Proc Natl Acad Sci U S A. 2017 Nov 14;114(46):E9999-E10008. doi: 10.1073/pnas.1714380114. Epub 2017 Oct 30.
6
StructureSelector: A web-based software to select and visualize the optimal number of clusters using multiple methods.结构选择器:一个基于网络的软件,可使用多种方法选择和可视化最佳的聚类数量。
Mol Ecol Resour. 2018 Jan;18(1):176-177. doi: 10.1111/1755-0998.12719. Epub 2017 Oct 9.
7
CONFIDENCE LIMITS ON PHYLOGENIES: AN APPROACH USING THE BOOTSTRAP.系统发育树的置信区间:一种使用自展法的方法。
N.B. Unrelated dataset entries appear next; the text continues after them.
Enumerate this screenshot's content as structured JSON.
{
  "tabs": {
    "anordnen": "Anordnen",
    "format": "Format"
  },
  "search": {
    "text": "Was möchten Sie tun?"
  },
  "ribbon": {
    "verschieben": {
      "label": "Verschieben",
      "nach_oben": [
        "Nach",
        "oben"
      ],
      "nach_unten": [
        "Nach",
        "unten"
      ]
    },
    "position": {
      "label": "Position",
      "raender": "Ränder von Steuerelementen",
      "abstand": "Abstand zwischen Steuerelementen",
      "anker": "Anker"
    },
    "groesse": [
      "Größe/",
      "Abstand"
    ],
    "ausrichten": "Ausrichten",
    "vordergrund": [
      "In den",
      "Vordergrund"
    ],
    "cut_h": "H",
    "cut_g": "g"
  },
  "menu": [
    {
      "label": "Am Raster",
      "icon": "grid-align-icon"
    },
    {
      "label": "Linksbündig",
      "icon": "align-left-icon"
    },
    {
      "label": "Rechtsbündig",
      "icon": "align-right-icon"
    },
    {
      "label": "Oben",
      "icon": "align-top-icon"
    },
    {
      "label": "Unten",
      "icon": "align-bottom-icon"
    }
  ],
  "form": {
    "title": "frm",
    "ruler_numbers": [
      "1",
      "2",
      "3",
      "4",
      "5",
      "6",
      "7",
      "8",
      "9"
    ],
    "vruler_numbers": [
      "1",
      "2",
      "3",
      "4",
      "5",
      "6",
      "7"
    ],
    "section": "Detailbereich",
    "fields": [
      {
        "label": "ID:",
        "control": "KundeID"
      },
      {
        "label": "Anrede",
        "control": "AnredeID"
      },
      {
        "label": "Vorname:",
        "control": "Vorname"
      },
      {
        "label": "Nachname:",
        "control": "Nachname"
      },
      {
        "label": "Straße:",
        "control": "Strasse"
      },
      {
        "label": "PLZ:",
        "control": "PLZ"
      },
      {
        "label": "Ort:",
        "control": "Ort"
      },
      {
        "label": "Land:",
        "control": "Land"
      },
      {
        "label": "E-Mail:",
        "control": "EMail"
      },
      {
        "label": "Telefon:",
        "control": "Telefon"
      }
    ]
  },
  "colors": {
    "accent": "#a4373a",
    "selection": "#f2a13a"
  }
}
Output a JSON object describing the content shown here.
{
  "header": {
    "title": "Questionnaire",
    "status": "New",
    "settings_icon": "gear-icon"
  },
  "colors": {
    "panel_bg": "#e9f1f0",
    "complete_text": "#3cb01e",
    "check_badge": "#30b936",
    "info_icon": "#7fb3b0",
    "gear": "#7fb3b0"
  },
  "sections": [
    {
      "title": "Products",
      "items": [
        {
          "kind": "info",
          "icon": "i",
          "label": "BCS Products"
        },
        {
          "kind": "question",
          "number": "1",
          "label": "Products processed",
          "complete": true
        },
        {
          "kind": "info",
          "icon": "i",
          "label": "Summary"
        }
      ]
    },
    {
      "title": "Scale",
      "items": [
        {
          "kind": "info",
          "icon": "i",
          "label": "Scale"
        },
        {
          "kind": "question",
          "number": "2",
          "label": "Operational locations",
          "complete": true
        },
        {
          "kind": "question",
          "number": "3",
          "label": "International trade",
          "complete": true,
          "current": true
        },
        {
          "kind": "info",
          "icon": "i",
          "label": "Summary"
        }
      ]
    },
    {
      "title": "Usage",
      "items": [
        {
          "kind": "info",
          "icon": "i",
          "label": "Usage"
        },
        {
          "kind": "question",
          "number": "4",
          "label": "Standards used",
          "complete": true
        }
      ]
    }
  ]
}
Evolution. 1985 Jul;39(4):783-791. doi: 10.1111/j.1558-5646.1985.tb00420.x.
8
Morphological Characterization and Chemical Composition
of Fruits of the Traditional Croatian Chestnut Variety
'Lovran Marron'.克罗地亚传统板栗品种“洛夫兰·马龙”果实的形态特征与化学成分
Food Technol Biotechnol. 2016 Jun;54(2):189-199. doi: 10.17113/ftb.54.02.16.4319.
9
Hybridization and extinction.杂交与灭绝。
Evol Appl. 2016 Feb 22;9(7):892-908. doi: 10.1111/eva.12367. eCollection 2016 Aug.
10
Interspecific hybridization impacts host range and pathogenicity of filamentous microbes.种间杂交会影响丝状微生物的宿主范围和致病性。
Curr Opin Microbiol. 2016 Aug;32:7-13. doi: 10.1016/j.mib.2016.04.005. Epub 2016 Apr 23.